South Korea’s President Park signals shift by invoking threat of ‘regime collapse’ against North Korea
North Korea regularly condemns Park in sexist and violent language, including recently saying that she lives upon “the groin of her American boss”.
Don’t believe in the power that words hold on the edgy Korean Peninsula? Consider, then, how many verbal red lines South Korea’s president stomped across when she let fly at North Korean leader Kim Jong-un yesterday.
Park Geun-hye warned, in the bluntest possible way, of the authoritarian North’s worst nightmare – “regime collapse”. She invoked the North Korean leader’s “extreme reign of terror”. Park even used Kim’s name three times, which she usually avoids.
These words signal a tough new stance from the South in an already anxious stand-off that began with North Korea’s nuclear test last month.
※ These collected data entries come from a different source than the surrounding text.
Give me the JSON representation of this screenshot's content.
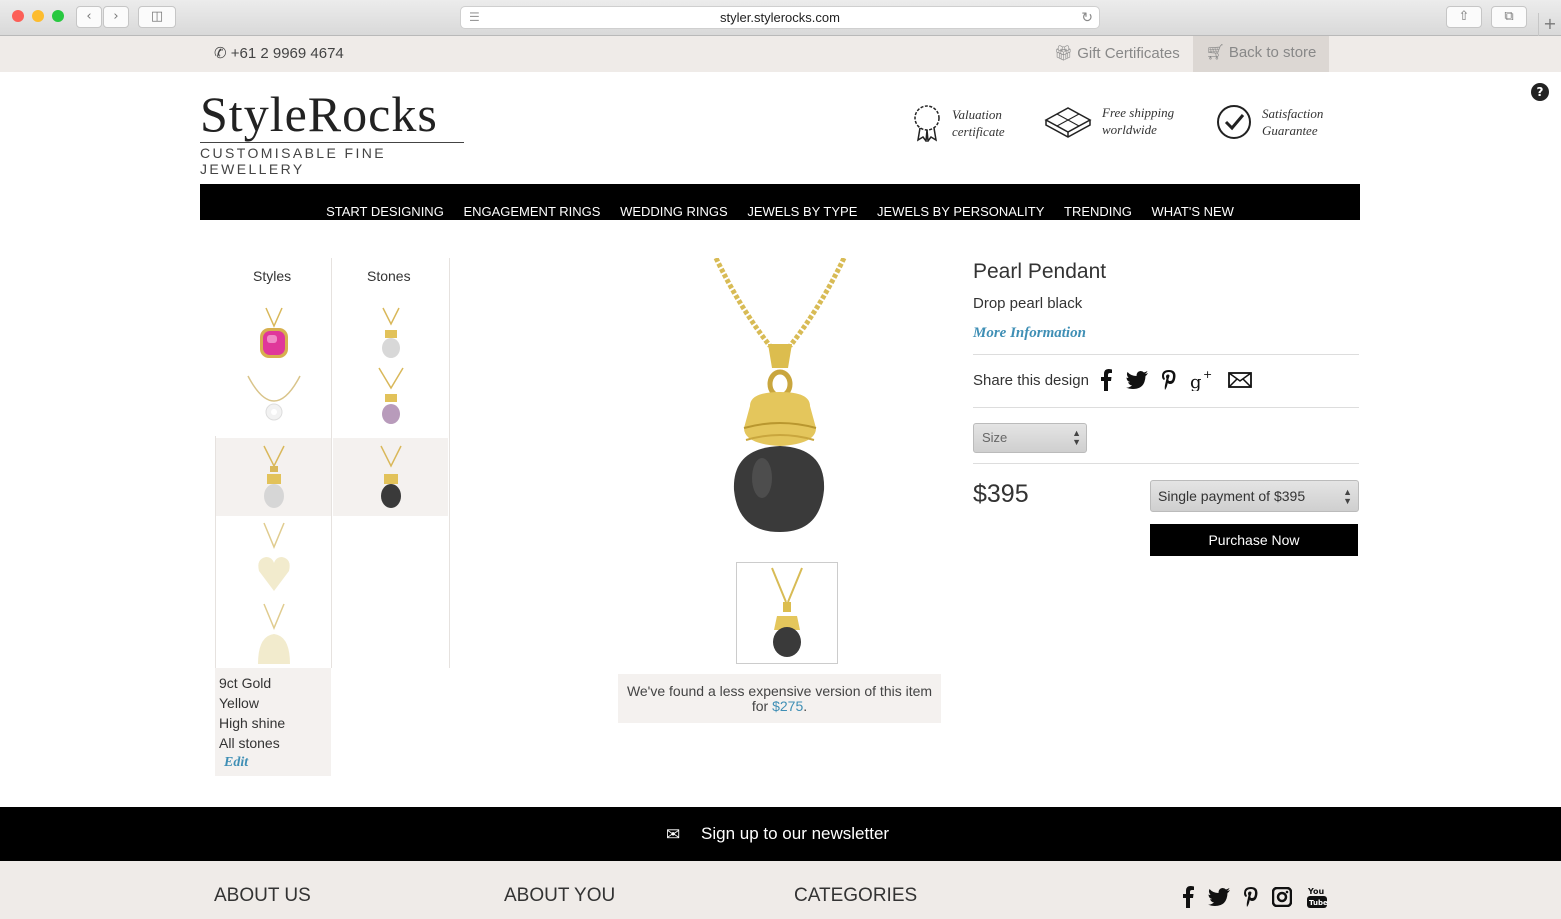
{
  "browser": {
    "url": "styler.stylerocks.com"
  },
  "topbar": {
    "phone": "+61 2 9969 4674",
    "gift_certificates": "Gift Certificates",
    "back_to_store": "Back to store"
  },
  "header": {
    "logo_main": "StyleRocks",
    "logo_tagline": "CUSTOMISABLE FINE JEWELLERY",
    "badges": [
      {
        "line1": "Valuation",
        "line2": "certificate",
        "icon": "ribbon-icon"
      },
      {
        "line1": "Free shipping",
        "line2": "worldwide",
        "icon": "gift-box-icon"
      },
      {
        "line1": "Satisfaction",
        "line2": "Guarantee",
        "icon": "check-circle-icon"
      }
    ]
  },
  "nav": {
    "items": [
      "START DESIGNING",
      "ENGAGEMENT RINGS",
      "WEDDING RINGS",
      "JEWELS BY TYPE",
      "JEWELS BY PERSONALITY",
      "TRENDING",
      "WHAT'S NEW"
    ]
  },
  "customizer": {
    "styles_heading": "Styles",
    "stones_heading": "Stones",
    "summary": {
      "metal": "9ct Gold",
      "colour": "Yellow",
      "finish": "High shine",
      "stones": "All stones",
      "edit": "Edit"
    }
  },
  "product": {
    "title": "Pearl Pendant",
    "variant": "Drop pearl black",
    "more_info": "More Information",
    "share_label": "Share this design",
    "size_label": "Size",
    "price": "$395",
    "payment_option": "Single payment of $395",
    "purchase": "Purchase Now",
    "cheaper_text": "We've found a less expensive version of this item for",
    "cheaper_price": "$275",
    "cheaper_end": "."
  },
  "newsletter": {
    "label": "Sign up to our newsletter"
  },
  "footer": {
    "about_us": "ABOUT US",
    "about_you": "ABOUT YOU",
    "categories": "CATEGORIES"
  },
  "colors": {
    "accent": "#3f8fb5",
    "gold": "#e9d27a",
    "nav_bg": "#000000",
    "beige": "#efebe8"
  }
}
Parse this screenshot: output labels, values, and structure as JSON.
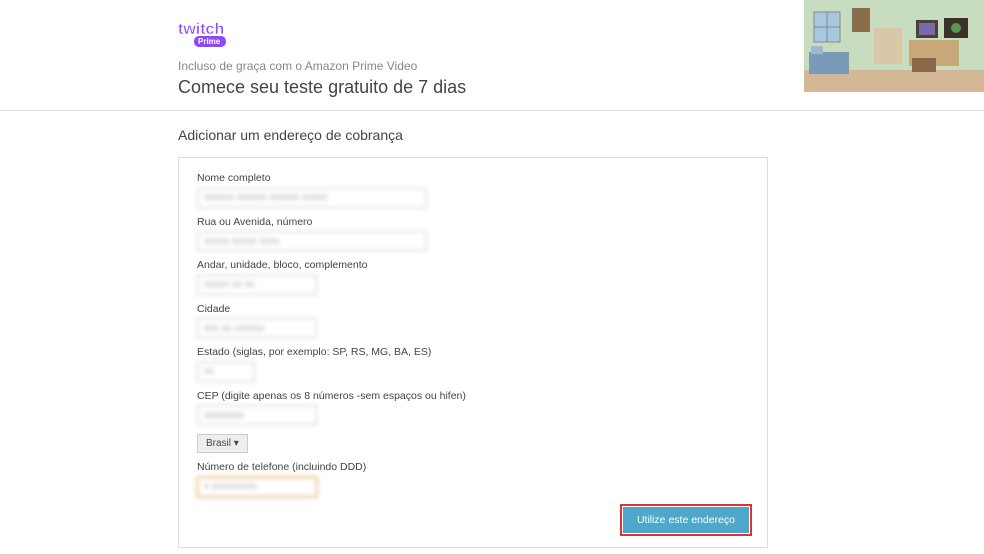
{
  "header": {
    "logo_text": "twitch",
    "logo_sub": "Prime",
    "subtitle": "Incluso de graça com o Amazon Prime Video",
    "title": "Comece seu teste gratuito de 7 dias"
  },
  "section": {
    "title": "Adicionar um endereço de cobrança"
  },
  "form": {
    "name": {
      "label": "Nome completo",
      "value": "xxxxxx xxxxxx xxxxxx xxxxx"
    },
    "street": {
      "label": "Rua ou Avenida, número",
      "value": "xxxxx xxxxx xxxx"
    },
    "complement": {
      "label": "Andar, unidade, bloco, complemento",
      "value": "xxxxx xx xx"
    },
    "city": {
      "label": "Cidade",
      "value": "xxx xx xxxxxx"
    },
    "state": {
      "label": "Estado (siglas, por exemplo: SP, RS, MG, BA, ES)",
      "value": "xx"
    },
    "cep": {
      "label": "CEP (digite apenas os 8 números -sem espaços ou hifen)",
      "value": "xxxxxxxx"
    },
    "country": {
      "label": "Brasil",
      "arrow": "▾"
    },
    "phone": {
      "label": "Número de telefone (incluindo DDD)",
      "value": "x xxxxxxxxx"
    },
    "submit": "Utilize este endereço"
  }
}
Park’s nationally televised parliamentary address was meant to defend her decision last week to shut down the Koreas’ last major cooperation project, a jointly run factory park in Kaesong.
The brusque tone of Park’s comments directly challenge the powerful, ubiquitous North Korean propaganda machine’s portrayal of the dictators who have run the country since its founding in 1948 as infallible.
Such high-level talk of regime collapse by the conservative president of rival South Korea – and by the daughter of one of the North’s most hated enemies, late South Korean dictator Park Chung-hee – would likely have been received by Pyongyang as fighting words.
The harsh rhetoric cuts both ways. North Korea regularly condemns Park in sexist and violent language, including recently saying that she lives upon “the groin of her American boss”.